Use a Third-Party Service
Rather than create an employee loan program, encourage employees to use a third-party service like Earnin. With Earnin, employees can get an advance on their paycheck without being charged fees or interest. Simply connect your bank account and add your employment info to help Earnin recognize your pay schedule. Then add your earnings to the app by uploading an electronic timesheet. You’ll then be able to borrow up to $100 daily from your pending paycheck.

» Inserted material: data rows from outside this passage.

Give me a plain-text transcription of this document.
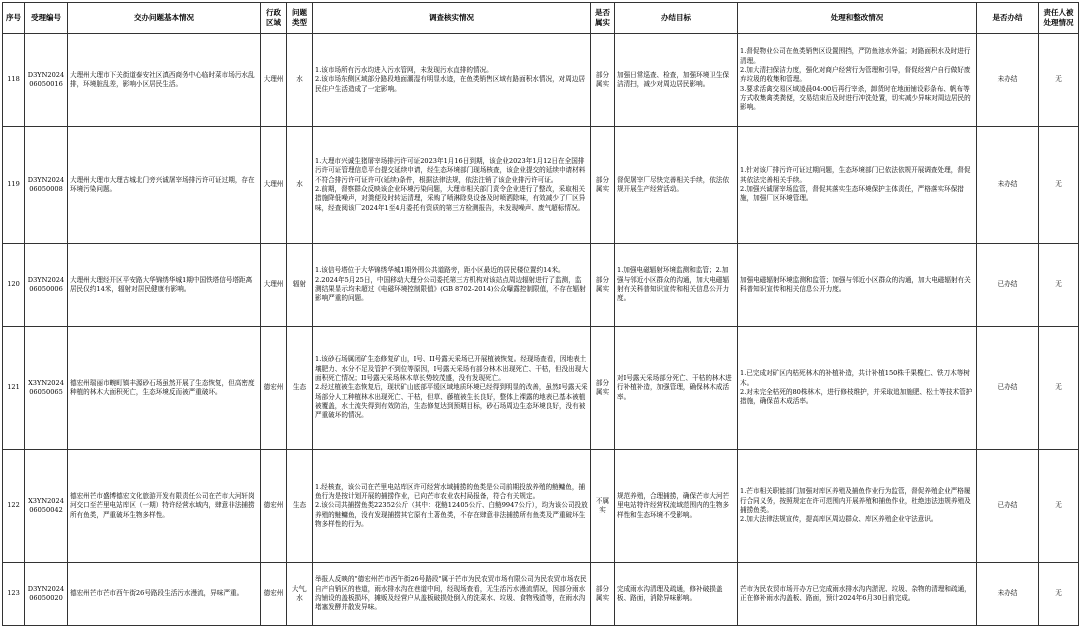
序号	受理编号	交办问题基本情况	行政区域	问题类型	调查核实情况	是否属实	办结目标	处理和整改情况	是否办结	责任人被处理情况
118	D3YN2024 06050016	大理州大理市下关街道泰安社区滇西商务中心临时菜市场污水乱排，环境脏乱差，影响小区居民生活。	大理州	水	1.该市场所有污水均进入污水管网，未发现污水直排的情况。
2.该市场东侧区域部分路段地面潮湿有明显水迹，在鱼类销售区域有路面积水情况，对周边居民住户生活造成了一定影响。	部分属实	加强日常巡查、检查，加强环境卫生保洁清扫，减少对周边居民影响。	1.督促物业公司在鱼类销售区设置围挡，严防鱼池水外溢；对路面积水及时进行清理。
2.加大清扫保洁力度，强化对商户经营行为管理和引导，督促经营户自行做好废弃垃圾的收集和管理。
3.要求活禽交易区域凌晨04:00后再行宰杀，卸货时在地面铺设彩条布、帆布等方式收集禽类粪便，交易结束后及时进行冲洗处置，切实减少异味对周边居民的影响。	未办结	无
119	D3YN2024 06050008	大理州大理市大理古城北门旁兴诚屠宰场排污许可证过期，存在环境污染问题。	大理州	水	1.大理市兴诚生猪屠宰场排污许可证2023年1月16日到期，该企业2023年1月12日在全国排污许可证管理信息平台提交延续申请，经生态环境部门现场核查，该企业提交的延续申请材料不符合排污许可证许可(延续)条件，根据法律法规，依法注销了该企业排污许可证。
2.前期，督察群众反映该企业环境污染问题，大理市相关部门责令企业进行了整改，采取相关措施降低噪声，对粪便及时转运清理，采购了喷淋除臭设备及时喷洒除味，有效减少了厂区异味，经查阅该厂2024年1至4月委托有资质的第三方检测报告，未发现噪声、废气超标情况。	部分属实	督促屠宰厂尽快完善相关手续，依法依规开展生产经营活动。	1.针对该厂排污许可证过期问题，生态环境部门已依法依规开展调查处理，督促其依法完善相关手续。
2.加强兴诚屠宰场监管，督促其落实生态环境保护主体责任，严格落实环保措施，加强厂区环境管理。	未办结	无
120	D3YN2024 06050006	大理州大理经开区平安路大华锦绣华城1期中国铁塔信号塔距离居民仅约14米，辐射对居民健康有影响。	大理州	辐射	1.该信号塔位于大华锦绣华城1期外围公共道路旁，距小区最近的居民楼位置约14米。
2.2024年5月25日，中国移动大理分公司委托第三方机构对该站点周边辐射进行了监测，监测结果显示均未超过《电磁环境控制限值》(GB 8702-2014)公众曝露控制限值，不存在辐射影响严重的问题。	部分属实	1.加强电磁辐射环境监测和监管；2.加强与邻近小区群众的沟通，加大电磁辐射有关科普知识宣传和相关信息公开力度。	加强电磁辐射环境监测和监管；加强与邻近小区群众的沟通，加大电磁辐射有关科普知识宣传和相关信息公开力度。	已办结	无
121	X3YN2024 06050065	德宏州瑞丽市畹町镇丰源砂石场虽然开展了生态恢复，但高密度种植的林木大面积死亡，生态环境反而被严重破坏。	德宏州	生态	1.该砂石场属闭矿生态修复矿山，I号、II号露天采场已开展植被恢复。经现场查看，因地表土壤肥力、水分不足及管护不到位等原因，I号露天采场有部分林木出现死亡、干枯，但没出现大面积死亡情况；II号露天采场林木草长势较茂盛，没有发现死亡。
2.经过植被生态恢复后，现状矿山底部平缓区域地质环境已经得到明显的改善，虽然I号露天采场部分人工种植林木出现死亡、干枯，但草、藤植被生长良好，整体上裸露的地表已基本被植被覆盖，水土流失得到有效防治，生态修复达到预期目标，砂石场周边生态环境良好，没有被严重破坏的情况。	部分属实	对I号露天采场部分死亡、干枯的林木进行补植补造，加强管理，确保林木成活率。	1.已完成对矿区内枯死林木的补植补造，共计补植150株千果榄仁、铁刀木等树木。
2.对未完全枯死的80株林木，进行修枝维护，并采取追加施肥、松土等技术管护措施，确保苗木成活率。	已办结	无
122	X3YN2024 06050042	德宏州芒市盛博德宏文化旅游开发有限责任公司在芒市大河轩岗河交口至芒里电站库区（一期）特许经营水域内，肆意非法捕捞所有鱼类，严重破坏生物多样性。	德宏州	生态	1.经核查，该公司在芒里电站库区许可经营水域捕捞的鱼类是公司前期投放养殖的鲢鳙鱼，捕鱼行为是按计划开展的捕捞作业，已向芒市农业农村局报备，符合有关规定。
2.该公司共捕捞鱼类22352公斤（其中：花鲢12405公斤、白鲢9947公斤），均为该公司投放养殖的鲢鳙鱼，没有发现捕捞其它原有土著鱼类，不存在肆意非法捕捞所有鱼类及严重破坏生物多样性的行为。	不属实	规范养殖，合理捕捞，确保芒市大河芒里电站特许经营权流域范围内的生物多样性和生态环境不受影响。	1.芒市相关职能部门加强对库区养殖及捕鱼作业行为监管，督促养殖企业严格履行合同义务，按照规定在许可范围内开展养殖和捕鱼作业，杜绝违法违规养殖及捕捞鱼类。
2.加大法律法规宣传，提高库区周边群众、库区养殖企业守法意识。	已办结	无
123	D3YN2024 06050020	德宏州芒市芒市西午街26号路段生活污水漫流，异味严重。	德宏州	大气,水	举报人反映的"德宏州芒市西午街26号路段"属于芒市为民农贸市场有限公司为民农贸市场农民自产自销区的巷道，雨水排水沟在巷道中间，经现场查看，无生活污水漫流情况，因部分雨水沟铺设的盖板损坏，摊贩及经营户从盖板破损处倒入的洗菜水、垃圾、食物残渣等，在雨水沟堵塞发酵并散发异味。	部分属实	完成雨水沟清理及疏通，修补破损盖板、路面，消除异味影响。	芒市为民农贸市场开办方已完成雨水排水沟内淤泥、垃圾、杂物的清理和疏通，正在修补雨水沟盖板、路面，预计2024年6月30日前完成。	未办结	无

5 Things to Remember About Employee Loans
If you do decide to offer an employee loan program, it’s important to remember these five points to make sure everything goes as smoothly as possible.
1. Find out Their Needs
Ask your employee why they need the loan. Borrowing money for a one-time unexpected or emergency expense is one thing, but constant overspending and living without a budget may lead to a long road of being pestered to borrow more money.
2. Set Expectations
Formalize your lending arrangements to protect your business. Establish guidelines for your employee loan program, because chances are that if one employee gets a loan from you, others will ask.
3. The Promissory Note
Have your employee sign a promissory note. Include the loan’s details—like total amount—and repayment terms—like payment amount, payment frequency, interest rate, and what happens in case of default.
4. Keep Pristine Records
Make sure that any loans from your business are recorded “on the books” so loan payments made by your employee aren’t mistakenly identified as business income.
5. Your Interest Rate
If the employee loan given by your business is over $10,000, charge an interest rate of at least the Applicable Federal Rate (or AFR). This interest rate gets set by the IRS each month. If you don’t charge this interest rate, the IRS could consider your business as having received “phantom income,” which is taxable.
The Bottom Line
Small business owners often think of their employees as extended family members, and it’s hard not to sympathize when a family member struggles financially. Only you can decide whether it’s wise to extend loans to your employees.
Whatever you choose to do, think carefully about how your actions will impact your business, your employees, and the morale and work environment of your entire organization.